Dabei gilt: lieber eine kleinere Karte, die stimmt, als die komplette, die es so nicht mehr gibt. Wenig verärgert Gäste so zuverlässig, wie sich online auf ein Gericht zu freuen, das seit Monaten gestrichen ist. Und steht das Schnitzel online mit 14,50 €, am Tisch aber mit 16,90 €, beginnt der Abend mit einem Gespräch, das du nicht führen willst.
05Reservierung: vom Blick zum Tisch
Die Karte hat überzeugt, der Gast will kommen. Jetzt entscheidet sich, ob aus dem Blick ein Tisch wird. „Reservierung nur telefonisch“ heißt: Er muss anrufen, und zwar jetzt, um 22 Uhr auf dem Sofa, wenn bei dir niemand mehr ans Telefon geht. Oder morgen Mittag, wenn der Service keine Hand frei hat. Viele verschieben den Anruf und landen am Ende dort, wo es online geht.
Dafür braucht es kein großes System. Ein einfaches Formular auf der Karten-Seite reicht für den Anfang: Datum, Uhrzeit, Personenzahl, Name, Telefonnummer, und du bestätigst kurz per Anruf oder Nachricht. Wächst das Aufkommen, lohnt sich ein Reservierungs-Tool mit Tischplan und automatischer Bestätigung. Wichtig ist erst einmal nur, dass es überhaupt einen Weg ohne Telefon gibt.
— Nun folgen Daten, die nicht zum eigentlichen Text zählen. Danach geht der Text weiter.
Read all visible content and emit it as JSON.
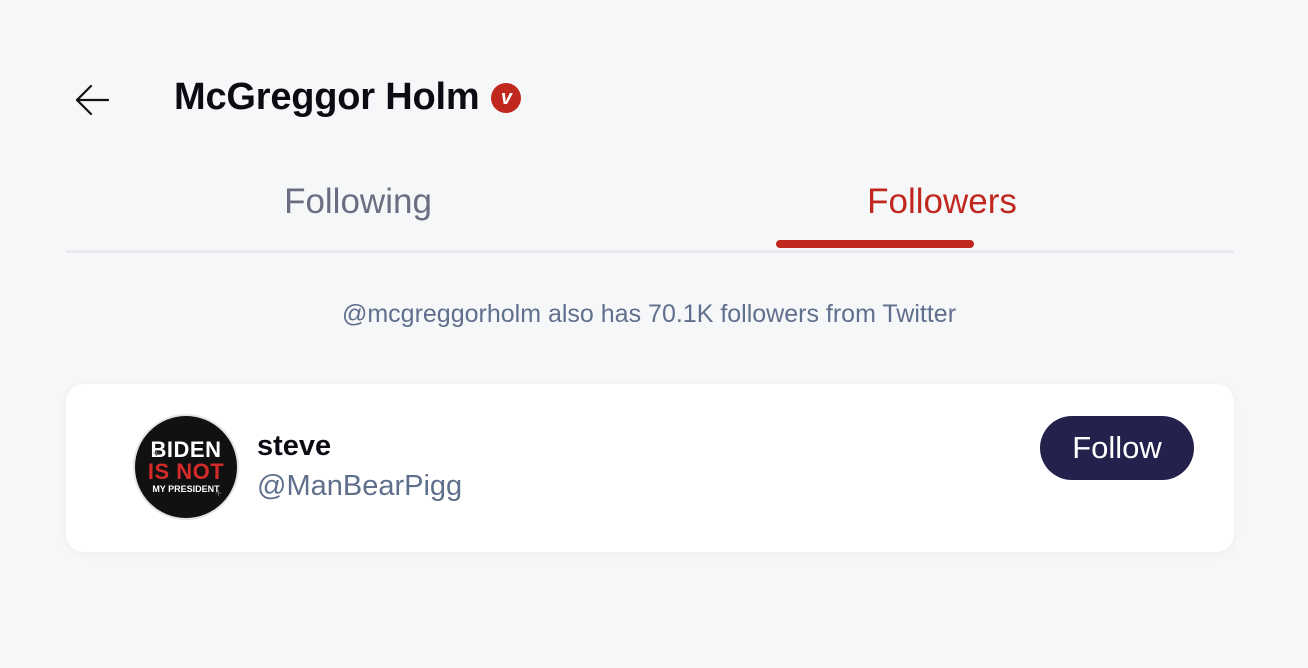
{
  "header": {
    "title": "McGreggor Holm",
    "verified_badge": "v",
    "back_icon": "arrow-left-icon"
  },
  "tabs": [
    {
      "label": "Following",
      "active": false
    },
    {
      "label": "Followers",
      "active": true
    }
  ],
  "notice": "@mcgreggorholm also has 70.1K followers from Twitter",
  "followers": [
    {
      "name": "steve",
      "handle": "@ManBearPigg",
      "avatar_text": [
        "BIDEN",
        "IS NOT",
        "MY PRESIDENT"
      ],
      "follow_label": "Follow"
    }
  ],
  "colors": {
    "accent": "#c0281f",
    "button": "#24224d",
    "background": "#f6f7f9"
  }
}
Setz den Knopf „Tisch reservieren“ direkt neben die Karte, genau dorthin, wo die Entscheidung fällt. Das Telefon schaffst du damit nicht ab, Stammgäste rufen weiter an. Du nimmst nur die Gäste dazu, die du bisher nie gehört hast: die, die abends still verglichen und woanders gebucht haben.
06Fazit: mach den Test heute Abend
Nimm heute Abend dein Handy und mach, was deine Gäste machen: Such dein Lokal, öffne die Speisekarte, versuch einen Tisch zu reservieren. Wenn du dabei zoomen musst, ein PDF herunterlädst oder am Ende doch nur eine Telefonnummer findest, hast du deine Aufgabenliste, in genau dieser Reihenfolge: Karte als Textseite, fester Pflege-Termin, Reservierung mit einem Klick.
Du musst das nicht allein bauen: Solche Seiten einzurichten und dauerhaft aktuell zu halten gehört zu der Arbeit, die wir bei Apollon für Gastronomen übernehmen. Aber egal, wer es macht: Fang mit der Karte an. Sie ist deine wichtigste Seite.